Der Verteidiger verlangte ein neues Gutachten. Die von der Staatsanwaltschaft bestellte Psychiaterin Adelheid Kastner habe eine "ständige Geschäftsverbindung" zu Anklagebehörde und sei zudem keine ausgewiesene Drogenexpertin. Er beantragte ein weiteres, "unabhängiges" Gutachten. "Mein Mandant sagt, er hat gewusst, was er tut, aber er konnte es nicht steuern. Diese Problemlage finde ich aber im Gutachten nicht wieder", begründete er diesen Schritt. 

"Kurzschlussaktion"

Der Angeklagte schilderte gefasst den Tatablauf. Er erklärte die Tat mit dem Drogenrausch, in dem Denken und Handeln in getrennten Bahnen laufen. Sein Freund, der beim Verstecken der Leiche half, hatte bei der polizeilichen Einvernahme ein mögliches Motiv geliefert: Der Beschuldigte habe gesagt, er hätte gerne Sex mit einer Toten. Vor Gericht konnte der Zeuge sich aber nicht mehr erinnern.

Der - strafrechtlich bisher unbescholtene - Angeklagte schilderte seine Drogenkarriere, die bereits mit 13 Jahren begann. Zuletzt wollte er in Tschechien neu anfangen. Das Opfer sei eine Internetbekanntschaft eines Freundes gewesen und habe die beiden Männer öfter in dem Land besucht. Die hilfsbereite Frau habe ihn immer nach Steyr gefahren und bei sich wohnen lassen, wenn er in der Stadt etwas erledigen musste. Er könne sich die "Kurzschlussaktion" nur damit erklären, dass sein Unterbewusstsein ihr dafür die Schuld gegeben habe, dass er wieder Crystal Meth nahm.

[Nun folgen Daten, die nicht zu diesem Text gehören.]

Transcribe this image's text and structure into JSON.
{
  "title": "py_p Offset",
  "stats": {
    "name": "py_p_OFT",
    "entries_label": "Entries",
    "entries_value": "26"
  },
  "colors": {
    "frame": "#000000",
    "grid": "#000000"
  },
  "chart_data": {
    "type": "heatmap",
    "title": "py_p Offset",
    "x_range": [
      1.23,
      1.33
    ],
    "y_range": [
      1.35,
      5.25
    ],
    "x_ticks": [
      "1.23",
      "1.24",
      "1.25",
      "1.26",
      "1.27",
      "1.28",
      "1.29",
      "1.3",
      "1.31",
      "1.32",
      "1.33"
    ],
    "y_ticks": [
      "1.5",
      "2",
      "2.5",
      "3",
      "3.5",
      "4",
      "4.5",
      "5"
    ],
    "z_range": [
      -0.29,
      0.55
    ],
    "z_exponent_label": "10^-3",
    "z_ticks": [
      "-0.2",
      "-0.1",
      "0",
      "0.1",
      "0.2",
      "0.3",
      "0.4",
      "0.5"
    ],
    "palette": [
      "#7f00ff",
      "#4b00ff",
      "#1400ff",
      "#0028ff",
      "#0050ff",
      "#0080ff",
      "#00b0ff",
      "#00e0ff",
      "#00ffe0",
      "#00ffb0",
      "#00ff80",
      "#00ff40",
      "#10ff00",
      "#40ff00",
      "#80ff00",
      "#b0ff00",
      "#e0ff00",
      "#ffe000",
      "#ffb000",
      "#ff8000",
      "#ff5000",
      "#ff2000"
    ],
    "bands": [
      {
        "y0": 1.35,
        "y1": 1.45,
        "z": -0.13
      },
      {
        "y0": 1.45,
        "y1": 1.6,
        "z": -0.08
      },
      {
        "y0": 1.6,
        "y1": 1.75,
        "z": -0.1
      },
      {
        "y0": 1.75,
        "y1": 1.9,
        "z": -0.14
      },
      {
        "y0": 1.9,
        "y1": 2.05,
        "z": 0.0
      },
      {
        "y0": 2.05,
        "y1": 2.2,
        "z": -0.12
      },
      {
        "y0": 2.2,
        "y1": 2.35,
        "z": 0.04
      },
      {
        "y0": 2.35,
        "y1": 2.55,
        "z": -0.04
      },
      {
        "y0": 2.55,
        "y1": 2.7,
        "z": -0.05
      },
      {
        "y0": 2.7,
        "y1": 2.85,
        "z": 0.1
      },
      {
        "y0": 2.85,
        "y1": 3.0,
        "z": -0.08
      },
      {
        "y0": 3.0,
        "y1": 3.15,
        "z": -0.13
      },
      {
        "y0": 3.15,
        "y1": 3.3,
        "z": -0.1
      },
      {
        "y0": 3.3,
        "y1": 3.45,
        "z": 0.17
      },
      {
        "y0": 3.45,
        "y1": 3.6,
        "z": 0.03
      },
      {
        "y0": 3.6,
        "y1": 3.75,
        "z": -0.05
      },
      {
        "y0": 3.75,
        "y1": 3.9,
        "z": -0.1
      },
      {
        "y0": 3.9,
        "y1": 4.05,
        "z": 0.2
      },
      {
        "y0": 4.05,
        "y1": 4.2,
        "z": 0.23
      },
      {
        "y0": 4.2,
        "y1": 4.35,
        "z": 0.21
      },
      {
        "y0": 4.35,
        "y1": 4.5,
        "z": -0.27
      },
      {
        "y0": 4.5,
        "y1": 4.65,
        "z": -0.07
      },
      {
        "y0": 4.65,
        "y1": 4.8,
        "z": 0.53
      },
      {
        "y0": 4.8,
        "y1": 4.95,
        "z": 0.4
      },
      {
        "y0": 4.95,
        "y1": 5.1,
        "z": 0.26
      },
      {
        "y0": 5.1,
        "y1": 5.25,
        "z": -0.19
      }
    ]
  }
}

Am Tattag sei er wie verabredet zu der 24-Jährigen in ihre Wohnung gekommen, sie habe auf der Couch geschlafen. Er sah fern und setzte sich zwei Crystal-Meth-Injektionen. Dann habe er die Kordel auf den Tisch gelegt, warum wisse er nicht. Später habe er sich hinter die Frau gekniet und ihr die Schnur um den Hals gelegt. Was er getan habe, sei ihm zu diesem Zeitpunkt nicht klar gewesen: "Es war einfach eine Handlung von mir." Der Richter wollte wissen, ob sich das Opfer gewehrt habe. "Es sind leichte Geräusche von ihr gekommen und leichte Abwehrbewegungen", antwortete der Angeklagte.

Bilder im Kopf

Dann rief er seinen Freund an. Zu diesem Zeitpunkt habe die Frau noch geröchelt. Er habe sie gewaschen und ausgezogen sowie Kleidung und Couch mit einem Desinfektionsmittel gereinigt - nicht um Spuren zu verwischen, sondern wegen des Geruchs, wie er behauptete. Er stülpte ihr einen Sack über den Kopf, damit sein Freund, der ihm später half, die Leiche verschwinden zu lassen, "nicht die selben Bilder im Kopf hat wie ich".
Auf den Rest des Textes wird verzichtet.